WHITE PLAINS, N.Y. – The judge in A&P’s Chapter 11 bankruptcy case on Tuesday approved a short-term incentive program for some salaried employees but sent the retailer’s top executives back to the drawing board.
The decision simultaneously satisfied and disappointed both A&P and its creditors. Sam Martin, A&P’s chief executive officer, testified Tuesday that an immediate incentive plan was crucial to the company’s operational and financial turnaround but creditors successfully argued that top management should better align its goals with those of its constituents in the case. The matter was officially adjourned until a hearing in late April but the judge, Robert Drain, warned A&P’s attorneys he would likely reject the plan again if changes weren’t made.

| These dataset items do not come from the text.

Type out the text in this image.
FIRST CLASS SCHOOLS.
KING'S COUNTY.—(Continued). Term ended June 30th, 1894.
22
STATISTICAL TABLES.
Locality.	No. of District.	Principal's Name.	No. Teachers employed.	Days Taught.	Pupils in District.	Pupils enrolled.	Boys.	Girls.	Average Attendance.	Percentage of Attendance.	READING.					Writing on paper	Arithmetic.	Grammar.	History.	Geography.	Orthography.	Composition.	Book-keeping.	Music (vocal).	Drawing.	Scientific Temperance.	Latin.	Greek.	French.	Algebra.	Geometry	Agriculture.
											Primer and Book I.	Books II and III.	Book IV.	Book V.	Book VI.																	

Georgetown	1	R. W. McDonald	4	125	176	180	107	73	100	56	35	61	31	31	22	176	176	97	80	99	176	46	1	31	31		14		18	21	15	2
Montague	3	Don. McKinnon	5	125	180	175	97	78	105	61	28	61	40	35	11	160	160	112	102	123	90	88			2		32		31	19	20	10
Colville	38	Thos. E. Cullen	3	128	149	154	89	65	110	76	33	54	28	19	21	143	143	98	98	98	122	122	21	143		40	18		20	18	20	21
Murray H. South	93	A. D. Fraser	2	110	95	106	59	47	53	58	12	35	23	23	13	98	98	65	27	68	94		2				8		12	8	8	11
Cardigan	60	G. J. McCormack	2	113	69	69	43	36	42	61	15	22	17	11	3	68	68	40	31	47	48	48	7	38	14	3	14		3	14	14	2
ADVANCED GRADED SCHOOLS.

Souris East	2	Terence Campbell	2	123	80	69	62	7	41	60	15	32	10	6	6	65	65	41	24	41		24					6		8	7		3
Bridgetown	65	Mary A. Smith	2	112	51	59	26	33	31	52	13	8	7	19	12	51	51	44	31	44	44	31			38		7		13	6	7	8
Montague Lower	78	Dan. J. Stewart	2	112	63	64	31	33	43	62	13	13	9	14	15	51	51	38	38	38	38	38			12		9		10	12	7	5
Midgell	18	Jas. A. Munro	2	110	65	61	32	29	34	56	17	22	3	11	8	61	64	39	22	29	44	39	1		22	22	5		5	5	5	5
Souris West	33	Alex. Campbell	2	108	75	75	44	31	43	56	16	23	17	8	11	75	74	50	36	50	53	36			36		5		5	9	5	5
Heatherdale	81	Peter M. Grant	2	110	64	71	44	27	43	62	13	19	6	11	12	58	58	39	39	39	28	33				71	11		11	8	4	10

The decision would allow 140 salaried employees of A&P, including the company's chief information officer, senior vice presidents, vice presidents, senior directors, directors, district managers and senior category managers, to earn bonuses of up to 100% of their base salaries if A&P can reach targeted levels of same-store sales and merchandise margins during a seven-month period beginning this month.
Drain rejected an accompanying plan that would pay up to 175% bonuses for three “Tier 1” executive vice presidents: Tom O’Boyle, executive vice president of marketing and merchandising; Carter Knox, senior vice president of human resources; and Paul Hertz, executive vice president of operations, for reaching the same benchmarks as the Tier 2 employees. Those three could have earned up to $1.2 million in cash bonuses under the proposed plan. (Both Martin, and Jake Brace, A&P’s chief restructuring officer, elected not to participate in the plan. Another senior executive, general counsel Chris McGarry, voluntarily dropped out of the Tier 1 group this week).
In other events Tuesday, Judge Drain rejected a request from DSD trade creditors to create an official committee to represent their interests in the case. An attorney for the group – which includes some of A&P’s largest creditors including Kraft Foods, Nestle, Pepsi and Coca-Cola – said its members were disappointed at having been left out of the retailer’s official committee of creditors. Drain, however, sided with lawyers for the official committee who argued the group had narrow interests that were already served by representatives of trade creditors on the official committee including C&S Wholesale Grocers, McKesson Pharmaceutical and Calip Dairies, a Bronx, N.Y.-based DSD ice cream vendor.